Non basta piantare alberi in Amazzonia: centrali elettriche, industrie e trasporti devono diminuire le emissioni inquinanti
I Verdi celebrano la Giornata mondiale sul clima Sabato 3 dicembre in Cairoli (Milano) banchetti informativi e auto elettriche a disposizione dei cittadini
h.14.00 ritrovo in Largo Cairoli, angolo Via Dante. Ai cittadini sarà distribuito materiale informativo, tra cui il rapporto del Pentagono sul clima e un documento di approfondimento a cura dell'Ecoistituto.
h.16.00 intervento dell'europarlamentare Verde Monica Frassoni
h.16.00/17.00 public reading tratto dal libro “Il collasso” di Diamond
h.17.00 collegamento telefonico con Montreal con Mita Lapi, della Fondazione Lombardia per l'Ambiente e rappresentante della delegazione Italiana alla conferenza sul clima .
I cittadini potranno farsi un giro a bordo delle vetture elettriche STOP SMOG CITY messe a disposizione dai Verdi.
In Lombardia crescono l e emissioni responsabili dell'effetto serra . Gli obiettivi di Kyoto prevedono una riduzione delle emissioni di anidride carbonica equivalente (Co2) del 6,5% rispetto ai valori del 1990, ma ad oggi nella nostra Regione sono aumentate del 12%. La regione leader dell'economia italiana è passata dai 62,7 milioni di tonnellate di CO 2 emesse nel 1990, ai 71,5 milioni del 2003.
( http://www.ambiente.regione.lombardia.it/inemar/datidisponibili.htm i dati disponibili sulla Lombardia riferiti al 2003, nell'attesa del nuovo inventario sulle emissioni)

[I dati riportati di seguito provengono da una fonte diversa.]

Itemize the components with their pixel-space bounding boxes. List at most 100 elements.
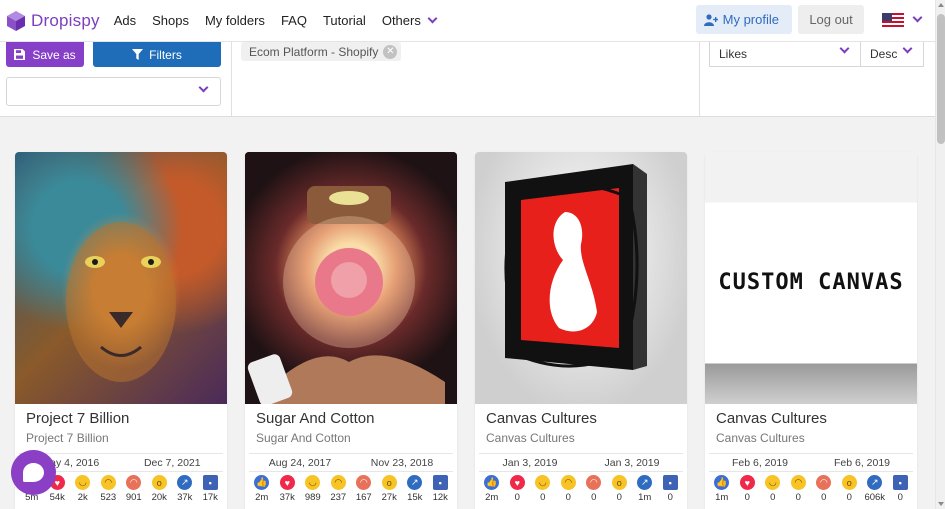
nav-link-faq[interactable]: FAQ	[281, 13, 307, 28]
ad-image-rose-glass-jar-light[interactable]	[245, 152, 457, 404]
chevron-down-icon[interactable]	[912, 12, 923, 23]
sad-count: 523	[100, 492, 117, 503]
my-profile-button[interactable]: My profile	[695, 5, 792, 34]
love-count: 0	[744, 492, 750, 503]
love-count: 37k	[279, 492, 295, 503]
love-icon: ♥	[279, 475, 295, 490]
scroll-thumb[interactable]	[937, 14, 945, 144]
start-date: Jan 3, 2019	[502, 456, 558, 469]
shop-name[interactable]: Canvas Cultures	[716, 431, 805, 445]
share-icon: ↗	[637, 475, 653, 490]
page-scrollbar[interactable]	[935, 0, 945, 509]
chevron-down-icon	[427, 13, 438, 24]
logo[interactable]: Dropispy	[6, 10, 100, 32]
haha-stat: ◡ 0	[532, 475, 554, 503]
scroll-up-arrow-icon[interactable]	[938, 3, 944, 7]
share-icon: ↗	[177, 475, 193, 490]
us-flag-icon[interactable]	[882, 12, 904, 27]
wow-icon: o	[841, 475, 857, 490]
comment-count: 0	[897, 492, 903, 503]
sort-order-select[interactable]: Desc	[860, 42, 924, 67]
sad-icon: ◠	[560, 475, 576, 490]
active-filter-tag: Ecom Platform - Shopify ✕	[241, 42, 402, 61]
angry-count: 0	[591, 492, 597, 503]
filters-label: Filters	[149, 47, 182, 62]
haha-icon: ◡	[535, 475, 551, 490]
wow-stat: o0	[608, 475, 630, 503]
wow-count: 0	[616, 492, 622, 503]
chevron-down-icon	[839, 43, 850, 54]
ad-image-custom-canvas-sign[interactable]: CUSTOM CANVAS	[705, 152, 917, 404]
ad-title[interactable]: Canvas Cultures	[486, 410, 597, 427]
sad-count: 237	[330, 492, 347, 503]
save-as-label: Save as	[32, 47, 76, 62]
comment-count: 0	[667, 492, 673, 503]
ad-title[interactable]: Sugar And Cotton	[256, 410, 374, 427]
haha-icon: ◡	[305, 475, 321, 490]
angry-icon: ◠	[356, 475, 372, 490]
sad-count: 0	[795, 492, 801, 503]
folder-select[interactable]	[6, 77, 221, 106]
filters-button[interactable]: Filters	[93, 42, 221, 67]
haha-count: 0	[770, 492, 776, 503]
sort-order-value: Desc	[870, 47, 898, 61]
shop-name[interactable]: Project 7 Billion	[26, 431, 109, 445]
end-date: Dec 7, 2021	[143, 456, 201, 469]
love-count: 0	[514, 492, 520, 503]
haha-count: 0	[540, 492, 546, 503]
shop-name[interactable]: Canvas Cultures	[486, 431, 575, 445]
shop-name[interactable]: Sugar And Cotton	[256, 431, 351, 445]
ad-image-lion-painting[interactable]	[15, 152, 227, 404]
reaction-stats: 👍 1m ♥ 0 ◡ 0 ◠ 0 ◠ 0 o0 ↗ 606k ▪ 0	[709, 475, 913, 503]
angry-count: 0	[821, 492, 827, 503]
save-as-button[interactable]: Save as	[6, 42, 84, 67]
comment-stat: ▪ 0	[659, 475, 681, 503]
nav-link-tutorial[interactable]: Tutorial	[323, 13, 366, 28]
cube-logo-icon	[7, 10, 25, 31]
haha-icon: ◡	[75, 475, 91, 490]
love-stat: ♥ 37k	[276, 475, 298, 503]
ad-title[interactable]: Canvas Cultures	[716, 410, 827, 427]
chat-button[interactable]	[11, 450, 56, 495]
scroll-down-arrow-icon[interactable]	[938, 502, 944, 506]
ad-card[interactable]: Canvas Cultures Canvas Cultures Jan 3, 2…	[475, 152, 687, 509]
wow-stat: o0	[838, 475, 860, 503]
brand-name: Dropispy	[31, 10, 100, 30]
angry-count: 901	[125, 492, 142, 503]
ad-card[interactable]: CUSTOM CANVAS Canvas Cultures Canvas Cul…	[705, 152, 917, 509]
remove-tag-icon[interactable]: ✕	[383, 44, 398, 59]
top-navbar: Dropispy Ads Shops My folders FAQ Tutori…	[0, 0, 935, 42]
start-date: Feb 6, 2019	[731, 456, 789, 469]
nav-link-ads[interactable]: Ads	[114, 13, 136, 28]
love-stat: ♥ 0	[736, 475, 758, 503]
share-stat: ↗ 15k	[404, 475, 426, 503]
nav-link-my-folders[interactable]: My folders	[205, 13, 265, 28]
sad-stat: ◠ 0	[787, 475, 809, 503]
glass-jar-rose-icon	[247, 186, 445, 404]
wow-icon: o	[611, 475, 627, 490]
share-count: 15k	[407, 492, 423, 503]
ad-title[interactable]: Project 7 Billion	[26, 410, 129, 427]
wow-icon: o	[381, 475, 397, 490]
sort-by-select[interactable]: Likes	[709, 42, 861, 67]
ad-image-red-canvas-figure[interactable]	[475, 152, 687, 404]
divider	[231, 42, 232, 117]
ad-card[interactable]: Sugar And Cotton Sugar And Cotton Aug 24…	[245, 152, 457, 509]
haha-stat: ◡ 0	[762, 475, 784, 503]
date-range: Aug 24, 2017 Nov 23, 2018	[249, 453, 453, 472]
share-count: 37k	[177, 492, 193, 503]
date-range: Feb 6, 2019 Feb 6, 2019	[709, 453, 913, 472]
like-count: 2m	[485, 492, 499, 503]
nav-others-dropdown[interactable]: Others	[382, 13, 438, 28]
chevron-down-icon	[902, 43, 913, 54]
like-stat: 👍 2m	[251, 475, 273, 503]
logout-button[interactable]: Log out	[798, 5, 864, 34]
haha-stat: ◡ 989	[302, 475, 324, 503]
filter-funnel-icon	[132, 49, 144, 60]
nav-link-shops[interactable]: Shops	[152, 13, 189, 28]
divider	[699, 42, 700, 117]
chevron-down-icon	[198, 82, 209, 93]
like-icon: 👍	[484, 475, 500, 490]
lion-face-icon	[66, 222, 176, 382]
wow-count: 20k	[151, 492, 167, 503]
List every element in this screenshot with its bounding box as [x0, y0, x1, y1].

I Verdi, in collaborazione con l'Ecoistituto Terremutanti , per sensibilizzare i cittadini e per denunciare l'assenza di interventi per il contenimento delle emissioni, sabato prossimo 3 dicembre dalle ore 15 in Largo Cairoli a Milano, celebrano la Giornata mondiale sul clima , indetta in contemporanea con i lavori della Cop 11, la conferenza delle parti che hanno sottoscritto il protocollo di Kyoto, che si svolge a Montreal, in Canada, fino al 9 dicembre .Le emissioni fuori controllo in Lombardia sono dannose per l'ambiente e la salute dei cittadini, ma anche per il sistema produttivo, che a causa del mancato rispetto degli obiettivi di riduzione sarà costretto ad acquistare sul mercato permessi di inquinare in base alla direttiva europea sul commercio delle emissioni. E a poco serviranno le quote che il presidente Formigoni intende acquistare presso la Banca Mondiale a prezzo di favore (circa 6/7 dollari, rispetto alle 20/22 secondo le attuali quotazioni sul mercato europeo) in cambio di piantumazioni in Amazzonia, quote che poi Regione Lombardia dovrebbe rivendere a prezzi più contenuti alle aziende che non rispettano gli obiettivi di riduzione delle emissioni . Le piantumazioni e i trasferimenti di tecnologie pulite nei paesi emergenti sono positive ma serve un più deciso impegno affinché il sistema energetico, produttivo e dei trasporti lombardo riduca la proprie emissioni .I Verdi ritengono sbagliato l'eccessivo ricorso al commercio delle emissioni e ritengono che la Lombardia abbia le carte in regola per puntare più decisamente sul risparmio energetico e l'utilizzo di fonti più pulite come quella solare . E' inoltre necessario, per contenere le emissioni , intervenire sul settore dei trasporti, diminuendo il traffico privato e delle merci su gomma a favore di modalità di trasporto più pulite, a cominciare dalle ferrovie.